My main issue with Leidner is that he still takes far too many sacks which are completely unnecessary if he would only and simply just throw away the ball as opposed to taking the sack. That's a mental thing that quite a few quarterbacks struggle with from time to time, but Mitch is still doing so consistently, and we are a chain to chain offense which quite often lacks the ability to make up the yardage lost due to sacks being taken. And the majority of these sacks, it's not like he's trying to extend the play or anything, he just simply seems to mentally freeze up and hold the ball when under duress, either that or backpedal in desperation which ultimately ends up costing him even more yardage. It's got to become instinctual for a quarterback to get rid of the ball when facing a sack and the play is not there. Throw it at the feet of a receiver or a back, throw it out of bounds, just get rid of it rather than taking the loss of yards. Throw it away, and reset for the next down.

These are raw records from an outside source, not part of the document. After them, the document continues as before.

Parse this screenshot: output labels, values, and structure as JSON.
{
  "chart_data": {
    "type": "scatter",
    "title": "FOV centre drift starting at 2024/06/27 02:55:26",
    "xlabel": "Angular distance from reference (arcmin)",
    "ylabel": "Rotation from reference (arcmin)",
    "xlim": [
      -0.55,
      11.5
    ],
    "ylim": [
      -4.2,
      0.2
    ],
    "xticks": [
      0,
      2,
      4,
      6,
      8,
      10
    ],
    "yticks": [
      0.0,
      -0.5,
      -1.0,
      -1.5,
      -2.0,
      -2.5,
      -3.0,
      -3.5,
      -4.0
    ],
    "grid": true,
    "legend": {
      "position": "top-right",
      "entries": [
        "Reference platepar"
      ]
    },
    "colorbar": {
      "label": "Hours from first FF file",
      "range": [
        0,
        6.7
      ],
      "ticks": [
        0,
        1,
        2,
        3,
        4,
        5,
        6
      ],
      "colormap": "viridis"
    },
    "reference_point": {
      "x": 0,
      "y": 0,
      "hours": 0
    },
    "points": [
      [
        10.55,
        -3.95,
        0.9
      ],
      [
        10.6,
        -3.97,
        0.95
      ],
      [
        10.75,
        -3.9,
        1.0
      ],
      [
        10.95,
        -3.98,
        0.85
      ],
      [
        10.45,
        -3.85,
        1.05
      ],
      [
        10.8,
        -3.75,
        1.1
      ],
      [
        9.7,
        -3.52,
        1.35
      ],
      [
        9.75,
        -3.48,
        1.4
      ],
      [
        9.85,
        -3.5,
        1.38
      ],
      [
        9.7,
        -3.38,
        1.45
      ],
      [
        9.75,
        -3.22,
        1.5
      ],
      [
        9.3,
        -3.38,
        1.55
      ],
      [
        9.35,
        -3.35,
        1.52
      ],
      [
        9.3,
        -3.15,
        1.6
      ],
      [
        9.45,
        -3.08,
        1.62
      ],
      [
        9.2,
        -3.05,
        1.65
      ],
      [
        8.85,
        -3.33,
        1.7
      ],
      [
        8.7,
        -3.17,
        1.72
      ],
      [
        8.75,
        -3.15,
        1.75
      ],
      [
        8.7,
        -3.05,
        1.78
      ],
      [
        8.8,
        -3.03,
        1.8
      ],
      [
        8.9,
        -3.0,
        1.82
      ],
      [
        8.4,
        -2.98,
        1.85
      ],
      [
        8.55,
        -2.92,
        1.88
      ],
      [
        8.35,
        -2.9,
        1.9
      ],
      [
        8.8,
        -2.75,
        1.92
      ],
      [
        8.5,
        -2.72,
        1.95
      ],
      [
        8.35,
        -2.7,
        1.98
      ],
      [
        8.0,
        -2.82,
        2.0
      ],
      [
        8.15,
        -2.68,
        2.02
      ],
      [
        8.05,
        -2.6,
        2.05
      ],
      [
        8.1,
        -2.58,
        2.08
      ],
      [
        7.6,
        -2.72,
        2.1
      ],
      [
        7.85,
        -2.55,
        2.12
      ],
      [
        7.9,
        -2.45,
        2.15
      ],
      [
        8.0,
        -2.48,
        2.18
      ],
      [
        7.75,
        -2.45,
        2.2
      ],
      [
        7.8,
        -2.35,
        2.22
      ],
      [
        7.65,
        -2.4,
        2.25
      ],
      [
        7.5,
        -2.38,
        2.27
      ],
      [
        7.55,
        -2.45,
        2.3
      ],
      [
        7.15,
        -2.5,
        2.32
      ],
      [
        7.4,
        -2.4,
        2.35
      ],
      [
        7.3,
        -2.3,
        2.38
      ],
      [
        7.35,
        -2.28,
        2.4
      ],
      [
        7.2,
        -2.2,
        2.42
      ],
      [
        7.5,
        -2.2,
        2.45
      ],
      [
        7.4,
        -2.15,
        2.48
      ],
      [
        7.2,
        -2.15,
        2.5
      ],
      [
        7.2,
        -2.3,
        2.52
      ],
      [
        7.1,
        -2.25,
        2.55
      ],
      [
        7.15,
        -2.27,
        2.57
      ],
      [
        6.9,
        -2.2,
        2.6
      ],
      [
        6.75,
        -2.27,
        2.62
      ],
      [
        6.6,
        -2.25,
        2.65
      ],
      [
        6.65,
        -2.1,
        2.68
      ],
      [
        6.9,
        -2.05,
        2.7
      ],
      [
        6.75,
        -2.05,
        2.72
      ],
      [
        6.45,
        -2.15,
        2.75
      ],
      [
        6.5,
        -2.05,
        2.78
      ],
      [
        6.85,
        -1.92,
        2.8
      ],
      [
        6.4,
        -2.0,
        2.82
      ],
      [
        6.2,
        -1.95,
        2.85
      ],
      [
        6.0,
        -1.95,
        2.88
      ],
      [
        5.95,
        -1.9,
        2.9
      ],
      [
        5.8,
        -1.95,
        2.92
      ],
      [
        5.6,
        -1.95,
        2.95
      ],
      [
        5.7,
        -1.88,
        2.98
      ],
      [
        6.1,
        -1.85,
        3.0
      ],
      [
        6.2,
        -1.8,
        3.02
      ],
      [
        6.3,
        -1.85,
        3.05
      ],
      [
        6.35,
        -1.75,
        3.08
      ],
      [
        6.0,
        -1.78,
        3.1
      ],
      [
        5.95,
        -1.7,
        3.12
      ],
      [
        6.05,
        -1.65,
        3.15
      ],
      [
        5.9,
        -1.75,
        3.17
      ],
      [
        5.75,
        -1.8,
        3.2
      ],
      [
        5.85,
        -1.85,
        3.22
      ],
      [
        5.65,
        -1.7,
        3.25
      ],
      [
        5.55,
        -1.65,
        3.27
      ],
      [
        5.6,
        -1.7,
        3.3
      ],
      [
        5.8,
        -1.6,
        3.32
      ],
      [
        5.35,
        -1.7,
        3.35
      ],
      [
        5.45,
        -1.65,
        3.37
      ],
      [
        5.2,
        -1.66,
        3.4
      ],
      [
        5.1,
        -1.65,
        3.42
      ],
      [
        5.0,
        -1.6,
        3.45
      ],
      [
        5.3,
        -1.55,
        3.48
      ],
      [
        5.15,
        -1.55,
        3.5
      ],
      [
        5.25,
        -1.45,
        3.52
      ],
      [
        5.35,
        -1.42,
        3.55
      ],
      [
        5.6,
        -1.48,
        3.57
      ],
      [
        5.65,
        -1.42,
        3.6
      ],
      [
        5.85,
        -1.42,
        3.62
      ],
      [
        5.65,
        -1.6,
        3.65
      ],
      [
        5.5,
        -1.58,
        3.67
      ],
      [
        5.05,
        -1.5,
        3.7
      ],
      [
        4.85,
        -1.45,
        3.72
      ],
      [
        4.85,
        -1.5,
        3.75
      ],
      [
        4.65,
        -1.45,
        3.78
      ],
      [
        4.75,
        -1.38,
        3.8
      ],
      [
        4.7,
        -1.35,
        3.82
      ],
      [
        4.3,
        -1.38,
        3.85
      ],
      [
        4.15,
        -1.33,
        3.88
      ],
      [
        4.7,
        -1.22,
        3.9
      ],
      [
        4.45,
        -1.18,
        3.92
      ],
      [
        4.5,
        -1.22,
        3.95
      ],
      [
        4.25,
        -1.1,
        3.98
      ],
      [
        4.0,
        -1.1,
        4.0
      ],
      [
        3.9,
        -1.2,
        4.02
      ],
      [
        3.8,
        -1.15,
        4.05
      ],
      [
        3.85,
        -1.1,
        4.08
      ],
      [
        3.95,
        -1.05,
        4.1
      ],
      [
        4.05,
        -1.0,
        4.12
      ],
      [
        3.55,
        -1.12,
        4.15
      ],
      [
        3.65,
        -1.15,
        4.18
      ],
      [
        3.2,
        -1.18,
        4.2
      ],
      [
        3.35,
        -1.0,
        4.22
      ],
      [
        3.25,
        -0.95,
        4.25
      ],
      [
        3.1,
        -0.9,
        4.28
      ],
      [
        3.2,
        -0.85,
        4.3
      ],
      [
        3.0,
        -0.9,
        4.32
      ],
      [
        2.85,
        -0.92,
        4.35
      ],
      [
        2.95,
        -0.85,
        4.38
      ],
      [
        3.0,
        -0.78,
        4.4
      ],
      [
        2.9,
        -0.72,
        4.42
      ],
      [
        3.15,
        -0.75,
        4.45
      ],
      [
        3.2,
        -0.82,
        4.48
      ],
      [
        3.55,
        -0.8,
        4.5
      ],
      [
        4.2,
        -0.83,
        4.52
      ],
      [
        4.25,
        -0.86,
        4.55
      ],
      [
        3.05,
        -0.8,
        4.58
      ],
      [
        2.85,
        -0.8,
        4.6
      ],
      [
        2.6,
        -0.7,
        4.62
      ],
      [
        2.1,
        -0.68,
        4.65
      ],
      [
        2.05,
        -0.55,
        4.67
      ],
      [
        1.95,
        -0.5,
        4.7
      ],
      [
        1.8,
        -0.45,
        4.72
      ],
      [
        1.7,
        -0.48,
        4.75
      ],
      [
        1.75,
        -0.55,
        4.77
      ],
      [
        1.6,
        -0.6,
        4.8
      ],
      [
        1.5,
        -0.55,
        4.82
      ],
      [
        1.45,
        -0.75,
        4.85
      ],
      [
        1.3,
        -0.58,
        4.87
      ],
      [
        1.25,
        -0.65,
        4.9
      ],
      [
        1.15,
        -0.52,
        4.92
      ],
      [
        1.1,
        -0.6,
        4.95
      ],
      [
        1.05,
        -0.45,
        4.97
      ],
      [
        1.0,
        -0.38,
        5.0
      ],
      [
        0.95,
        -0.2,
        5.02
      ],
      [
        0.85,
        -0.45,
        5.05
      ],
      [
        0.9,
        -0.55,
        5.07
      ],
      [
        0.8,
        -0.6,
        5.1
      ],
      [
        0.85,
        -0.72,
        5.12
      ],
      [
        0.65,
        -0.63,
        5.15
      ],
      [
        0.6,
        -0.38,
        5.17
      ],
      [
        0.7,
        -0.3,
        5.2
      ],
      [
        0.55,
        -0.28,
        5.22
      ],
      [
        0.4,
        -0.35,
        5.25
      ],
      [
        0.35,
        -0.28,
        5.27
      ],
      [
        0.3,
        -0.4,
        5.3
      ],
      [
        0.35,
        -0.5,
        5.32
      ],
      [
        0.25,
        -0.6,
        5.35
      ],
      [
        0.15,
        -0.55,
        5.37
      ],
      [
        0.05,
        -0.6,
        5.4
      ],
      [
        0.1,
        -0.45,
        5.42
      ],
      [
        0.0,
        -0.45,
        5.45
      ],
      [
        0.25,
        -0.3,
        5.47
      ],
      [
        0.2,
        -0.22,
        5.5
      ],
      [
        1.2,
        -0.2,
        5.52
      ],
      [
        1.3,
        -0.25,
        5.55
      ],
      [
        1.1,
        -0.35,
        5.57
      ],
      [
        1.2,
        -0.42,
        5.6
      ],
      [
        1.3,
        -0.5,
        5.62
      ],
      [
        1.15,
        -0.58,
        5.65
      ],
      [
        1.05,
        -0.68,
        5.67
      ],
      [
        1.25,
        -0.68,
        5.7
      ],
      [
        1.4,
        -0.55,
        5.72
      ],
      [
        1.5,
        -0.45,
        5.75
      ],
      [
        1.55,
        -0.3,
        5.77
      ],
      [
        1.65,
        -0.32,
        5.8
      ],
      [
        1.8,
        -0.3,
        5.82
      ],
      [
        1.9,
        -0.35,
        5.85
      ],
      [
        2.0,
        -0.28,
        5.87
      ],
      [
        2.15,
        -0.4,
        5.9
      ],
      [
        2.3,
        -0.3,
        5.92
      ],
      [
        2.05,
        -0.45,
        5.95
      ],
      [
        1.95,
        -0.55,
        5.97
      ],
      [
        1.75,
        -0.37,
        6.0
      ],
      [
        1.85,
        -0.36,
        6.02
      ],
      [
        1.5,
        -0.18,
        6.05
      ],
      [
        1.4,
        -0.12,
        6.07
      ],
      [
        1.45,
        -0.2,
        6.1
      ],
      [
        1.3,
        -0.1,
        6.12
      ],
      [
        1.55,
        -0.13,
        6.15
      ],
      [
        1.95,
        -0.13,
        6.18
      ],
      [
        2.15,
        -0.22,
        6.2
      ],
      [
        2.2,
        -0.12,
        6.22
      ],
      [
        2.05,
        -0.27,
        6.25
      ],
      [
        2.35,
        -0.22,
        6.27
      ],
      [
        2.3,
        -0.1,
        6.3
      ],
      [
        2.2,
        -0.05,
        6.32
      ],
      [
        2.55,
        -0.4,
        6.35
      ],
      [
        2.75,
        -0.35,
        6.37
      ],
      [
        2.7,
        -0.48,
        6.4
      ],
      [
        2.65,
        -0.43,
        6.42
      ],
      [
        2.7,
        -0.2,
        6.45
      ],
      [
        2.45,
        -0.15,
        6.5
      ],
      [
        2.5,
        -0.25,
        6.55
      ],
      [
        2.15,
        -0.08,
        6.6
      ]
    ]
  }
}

Some quarterbacks learn that with experience, while some never do, and some with exceptional talent even take that unfortunate trait all the way to the NFL (David Carr, Jake Plummer and Jon Kitna spring immediately to mind amongst many others, and that 'hold-the ball-itis' tendency ultimately ended up not only hurting his teams but dramatically shortening David Carr's career- 267 sacks taken in 94 NFL games, damn.). It's a mentality as well as a thought process, so you never know how that's going to work out for a young quarterback, if that's ever going to click and the light bulb come on for them. You've got to do it though. You cannot take avoidable sacks like that when the opportunity is there to simply throw the ball away. Some sacks are unavoidable, as when the protection immediately and catastrophically fails or there's a blindside pass-rusher coming, but it's the avoidable ones (when you're facing the rush, when you're seeing it coming, and you've got the time and opportunity to throw the ball away), those are the sacks taken which have to be eliminated. That's an error of cognition though rather than one of mechanics, so it is possible to learn to do it until that becomes instinctive in nature.
So that's my main frustration with Leidner right now, but hopefully he can get past that and just learn to do it.